🔴Relating to the care, custody, and display of the letter known as the victory or death letter, the Texas Constitution, and the Texas Declaration of Independence.
HB 1397
🔴 HB 1397: Politically appointed board gains control of Texas’s founding documents
What it says it does:
The bill requires the public display of three key Texas historical documents: the “Victory or Death” letter, the Texas Constitution, and the Texas Declaration of Independence. It directs the State Preservation Board to display them first at the Capitol Complex and later at the Alamo.
What it actually changes:
The bill removes these documents from the custody of the Texas State Library and Archives Commission and gives full control to the State Preservation Board. This board, made up of political appointees, can now decide where, when, and how the documents are displayed. The board can also authorize temporary exhibitions at private or public events without public input or external oversight.
Who is pushing for it:
The bill was authored by Reps. Harris, Metcalf, Raymond, Cain, and Leo Wilson. It was sponsored by Middleton and cosponsored by Creighton. Support came from state agencies including the General Land Office and TSLAC during earlier phases of the bill. No PACs were listed in the witness files.
Who benefits:
The State Preservation Board gains long-term control over high-value state artifacts along with full discretion over exhibition plans and related spending. Contractors hired for custom encasements and infrastructure projects also benefit, especially since the bill does not require competitive bidding. Alamo-related redevelopment interests could gain symbolic and financial advantages from having the documents placed under their programming umbrella.

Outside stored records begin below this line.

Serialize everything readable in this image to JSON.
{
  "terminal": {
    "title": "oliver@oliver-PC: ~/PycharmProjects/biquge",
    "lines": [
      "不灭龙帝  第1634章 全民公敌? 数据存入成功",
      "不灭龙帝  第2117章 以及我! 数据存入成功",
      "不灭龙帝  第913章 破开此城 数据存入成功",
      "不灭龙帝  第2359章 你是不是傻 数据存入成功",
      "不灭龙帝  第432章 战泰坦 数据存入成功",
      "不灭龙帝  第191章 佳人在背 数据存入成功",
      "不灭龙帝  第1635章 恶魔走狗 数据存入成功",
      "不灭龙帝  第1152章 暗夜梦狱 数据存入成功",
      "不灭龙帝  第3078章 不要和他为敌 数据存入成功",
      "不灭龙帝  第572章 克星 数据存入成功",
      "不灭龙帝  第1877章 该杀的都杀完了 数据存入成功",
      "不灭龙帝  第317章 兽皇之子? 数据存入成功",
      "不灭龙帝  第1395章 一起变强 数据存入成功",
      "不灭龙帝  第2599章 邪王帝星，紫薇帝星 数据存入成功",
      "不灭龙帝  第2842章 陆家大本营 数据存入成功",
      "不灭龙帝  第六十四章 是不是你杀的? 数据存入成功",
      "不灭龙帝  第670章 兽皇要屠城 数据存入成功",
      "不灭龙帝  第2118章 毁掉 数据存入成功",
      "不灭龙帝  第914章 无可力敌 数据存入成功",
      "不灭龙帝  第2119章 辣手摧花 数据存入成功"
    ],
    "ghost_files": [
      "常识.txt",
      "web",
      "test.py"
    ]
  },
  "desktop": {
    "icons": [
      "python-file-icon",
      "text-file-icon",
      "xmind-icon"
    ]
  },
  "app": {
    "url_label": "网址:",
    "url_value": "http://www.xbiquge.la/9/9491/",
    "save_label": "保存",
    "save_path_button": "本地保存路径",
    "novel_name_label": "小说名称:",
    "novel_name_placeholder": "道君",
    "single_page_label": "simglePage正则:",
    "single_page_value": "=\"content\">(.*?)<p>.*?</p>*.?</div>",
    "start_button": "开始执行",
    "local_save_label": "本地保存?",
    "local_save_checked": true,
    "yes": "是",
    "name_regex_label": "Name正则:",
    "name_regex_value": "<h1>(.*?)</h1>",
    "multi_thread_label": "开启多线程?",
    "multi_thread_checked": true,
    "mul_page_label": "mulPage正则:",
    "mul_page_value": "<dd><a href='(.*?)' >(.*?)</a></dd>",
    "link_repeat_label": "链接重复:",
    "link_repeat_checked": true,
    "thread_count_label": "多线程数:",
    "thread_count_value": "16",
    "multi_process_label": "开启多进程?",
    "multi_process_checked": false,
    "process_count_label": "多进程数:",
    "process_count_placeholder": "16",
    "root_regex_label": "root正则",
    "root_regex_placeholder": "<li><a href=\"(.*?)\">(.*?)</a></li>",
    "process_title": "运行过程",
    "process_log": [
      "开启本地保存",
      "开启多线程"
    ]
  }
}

Who gets left out or exposed:
The Texas State Library and Archives Commission, which had legal custody and professional archival standards, loses its role. Local schools, rural museums, and educators are not guaranteed access to the documents or inclusion in decisions about how they are used. Texans lose a layer of transparency and public input over how cultural funds are spent and heritage is managed.
Why this matters long term:
This bill consolidates symbolic power and financial discretion in a politically controlled board. It sets a precedent for bypassing neutral agencies and routing cultural control through appointees. It also opens a pathway for future spending to be directed toward legacy projects or tourism events without guardrails, accountability, or shared oversight.
What to watch next:
Will SPB allocate millions in discretionary funds without public reporting or bidding? Will the documents be used at events with partisan or promotional goals? Will this model be expanded to other historical materials in future sessions? And will Texans be able to challenge these decisions once the precedent is set?
Bottom line:
HB 1397 is not just about protecting documents. It shifts long-term control of Texas’s founding symbols into the hands of political insiders, removes independent oversight, and builds a new discretionary funding channel with little transparency or public involvement.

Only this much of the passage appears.